Il Centro Islamico di Malta, a Paola, era finanziato dalla World Islamic Call Society, organizzazione che secondo alcuni analisti, risultava attiva non soltanto per promuovere i principi dottrinari e culturali dell’Islam ma anche per perseguire gli interessi della Libia a livello internazionale, come illustrato nel rapporto di Tom Henegahn “Ghedafi’s secret missionaries”.

Se l’enorme complesso è stato inaugurato nel luglio del 2011, è evidente che lavori e preparativi erano in corso già da molto tempo e risulta inoltre un’ispezione alla vecchia sede dell’ambasciata tra il 29 ottobre e il 12 novembre 2010, in previsione del trasferimento presso il nuovo compound (NEC), come illustrato da una documentazione declassificata.
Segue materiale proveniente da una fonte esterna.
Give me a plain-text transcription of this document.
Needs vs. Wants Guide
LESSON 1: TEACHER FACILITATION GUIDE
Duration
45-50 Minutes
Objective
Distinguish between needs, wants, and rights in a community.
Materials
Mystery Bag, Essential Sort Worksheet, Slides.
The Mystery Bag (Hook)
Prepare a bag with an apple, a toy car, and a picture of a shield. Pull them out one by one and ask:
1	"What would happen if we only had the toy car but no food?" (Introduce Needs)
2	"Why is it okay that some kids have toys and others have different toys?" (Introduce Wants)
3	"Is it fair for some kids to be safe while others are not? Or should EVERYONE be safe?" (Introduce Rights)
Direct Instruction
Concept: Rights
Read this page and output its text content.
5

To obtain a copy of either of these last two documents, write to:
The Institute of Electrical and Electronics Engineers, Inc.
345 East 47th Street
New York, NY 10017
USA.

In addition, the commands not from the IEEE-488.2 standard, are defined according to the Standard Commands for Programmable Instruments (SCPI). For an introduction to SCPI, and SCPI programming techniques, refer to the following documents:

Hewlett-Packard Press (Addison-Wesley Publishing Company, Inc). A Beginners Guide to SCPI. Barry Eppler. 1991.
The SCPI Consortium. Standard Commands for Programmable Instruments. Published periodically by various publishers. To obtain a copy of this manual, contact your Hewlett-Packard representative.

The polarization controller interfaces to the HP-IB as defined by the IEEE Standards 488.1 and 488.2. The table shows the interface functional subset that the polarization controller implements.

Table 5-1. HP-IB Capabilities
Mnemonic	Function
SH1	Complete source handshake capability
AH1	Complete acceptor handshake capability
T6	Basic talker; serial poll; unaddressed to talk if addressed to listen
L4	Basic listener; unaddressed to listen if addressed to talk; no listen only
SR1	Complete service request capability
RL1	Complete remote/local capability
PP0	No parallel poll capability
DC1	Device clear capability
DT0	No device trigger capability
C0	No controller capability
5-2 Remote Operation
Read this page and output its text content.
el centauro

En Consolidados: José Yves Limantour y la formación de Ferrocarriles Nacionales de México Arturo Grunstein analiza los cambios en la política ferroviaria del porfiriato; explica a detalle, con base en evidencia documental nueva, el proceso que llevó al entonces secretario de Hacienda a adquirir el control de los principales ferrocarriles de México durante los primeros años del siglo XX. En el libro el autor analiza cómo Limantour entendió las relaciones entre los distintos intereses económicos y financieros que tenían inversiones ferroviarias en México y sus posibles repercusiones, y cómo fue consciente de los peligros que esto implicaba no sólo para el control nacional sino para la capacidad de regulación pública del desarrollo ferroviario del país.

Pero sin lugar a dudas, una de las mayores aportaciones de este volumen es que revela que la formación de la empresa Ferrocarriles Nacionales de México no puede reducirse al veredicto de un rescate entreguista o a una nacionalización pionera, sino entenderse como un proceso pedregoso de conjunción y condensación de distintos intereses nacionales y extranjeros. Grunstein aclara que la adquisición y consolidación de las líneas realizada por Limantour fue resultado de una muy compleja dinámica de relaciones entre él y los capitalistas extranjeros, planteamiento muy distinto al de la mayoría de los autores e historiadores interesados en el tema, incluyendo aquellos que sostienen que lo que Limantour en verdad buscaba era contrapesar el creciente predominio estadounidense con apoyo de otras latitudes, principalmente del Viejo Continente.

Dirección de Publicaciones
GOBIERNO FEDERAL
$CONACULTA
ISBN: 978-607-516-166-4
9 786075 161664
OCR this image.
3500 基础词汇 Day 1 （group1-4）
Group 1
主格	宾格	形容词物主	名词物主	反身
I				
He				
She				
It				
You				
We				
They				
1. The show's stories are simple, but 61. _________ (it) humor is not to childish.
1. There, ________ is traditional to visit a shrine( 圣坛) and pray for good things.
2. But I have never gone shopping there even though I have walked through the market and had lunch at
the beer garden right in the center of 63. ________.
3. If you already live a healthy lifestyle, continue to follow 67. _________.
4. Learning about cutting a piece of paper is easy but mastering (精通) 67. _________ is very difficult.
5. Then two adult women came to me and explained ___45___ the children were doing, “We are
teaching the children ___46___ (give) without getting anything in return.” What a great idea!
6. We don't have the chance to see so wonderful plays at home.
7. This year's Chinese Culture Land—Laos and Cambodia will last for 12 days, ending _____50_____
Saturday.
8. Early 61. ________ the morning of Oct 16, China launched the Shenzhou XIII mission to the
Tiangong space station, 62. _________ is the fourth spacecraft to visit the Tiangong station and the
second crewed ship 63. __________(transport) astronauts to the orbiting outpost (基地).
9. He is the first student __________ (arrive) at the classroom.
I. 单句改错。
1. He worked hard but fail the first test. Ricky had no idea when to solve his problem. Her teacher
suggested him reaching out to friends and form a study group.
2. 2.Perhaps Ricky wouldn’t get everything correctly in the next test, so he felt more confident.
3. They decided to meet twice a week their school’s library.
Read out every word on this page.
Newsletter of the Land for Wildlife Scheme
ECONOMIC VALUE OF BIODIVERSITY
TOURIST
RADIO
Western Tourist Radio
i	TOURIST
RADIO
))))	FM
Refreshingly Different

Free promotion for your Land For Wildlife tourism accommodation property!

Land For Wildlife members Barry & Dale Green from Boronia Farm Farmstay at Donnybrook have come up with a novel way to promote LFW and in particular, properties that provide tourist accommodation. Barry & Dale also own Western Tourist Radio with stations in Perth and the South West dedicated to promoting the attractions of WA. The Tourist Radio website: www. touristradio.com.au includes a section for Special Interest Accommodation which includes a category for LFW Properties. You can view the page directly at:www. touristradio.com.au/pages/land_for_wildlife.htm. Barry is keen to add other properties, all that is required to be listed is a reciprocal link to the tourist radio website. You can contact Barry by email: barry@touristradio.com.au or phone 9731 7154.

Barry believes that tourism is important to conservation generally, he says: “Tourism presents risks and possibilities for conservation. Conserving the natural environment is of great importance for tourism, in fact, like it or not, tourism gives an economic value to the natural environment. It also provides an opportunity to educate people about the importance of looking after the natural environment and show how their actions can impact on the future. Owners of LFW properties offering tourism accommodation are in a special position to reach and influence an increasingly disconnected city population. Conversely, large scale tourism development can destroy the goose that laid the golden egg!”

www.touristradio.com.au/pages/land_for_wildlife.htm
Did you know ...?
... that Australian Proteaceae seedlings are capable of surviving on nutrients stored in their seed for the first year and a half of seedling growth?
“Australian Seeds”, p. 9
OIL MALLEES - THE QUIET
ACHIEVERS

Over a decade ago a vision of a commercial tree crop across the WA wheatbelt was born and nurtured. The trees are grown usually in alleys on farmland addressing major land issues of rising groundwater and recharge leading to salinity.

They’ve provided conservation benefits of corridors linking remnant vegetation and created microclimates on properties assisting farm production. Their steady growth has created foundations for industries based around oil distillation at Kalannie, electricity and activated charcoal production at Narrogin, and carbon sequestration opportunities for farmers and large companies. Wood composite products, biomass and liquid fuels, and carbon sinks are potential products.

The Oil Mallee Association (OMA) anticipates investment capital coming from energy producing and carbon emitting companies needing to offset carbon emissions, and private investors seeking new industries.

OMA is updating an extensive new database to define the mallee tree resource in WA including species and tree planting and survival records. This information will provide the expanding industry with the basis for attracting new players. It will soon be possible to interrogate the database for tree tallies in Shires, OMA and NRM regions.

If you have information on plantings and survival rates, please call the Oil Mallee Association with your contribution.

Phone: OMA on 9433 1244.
Bisogna poi tener conto del fatto che la Springer era già al corrente del trasferimento a Ta Qali nell’aprile 2009, come dimostra il suo blog.

Le proteste anti-regime in Libia iniziarono nel febbraio del 2011; Tripoli venne conquistata dai ribelli a fine agosto e Muhammar Gheddafi venne trovato e ucciso a fine ottobre dello stesso anno. Diversi articoli e rapporti hanno discusso la presenza di agenti della Cia presenti in Libia a cavallo tra il 2010 e il 2011 per valutare le capacità dei ribelli. Ora Gheddafi non c’è più e la Libia non ha più alcuna egemonia su Malta.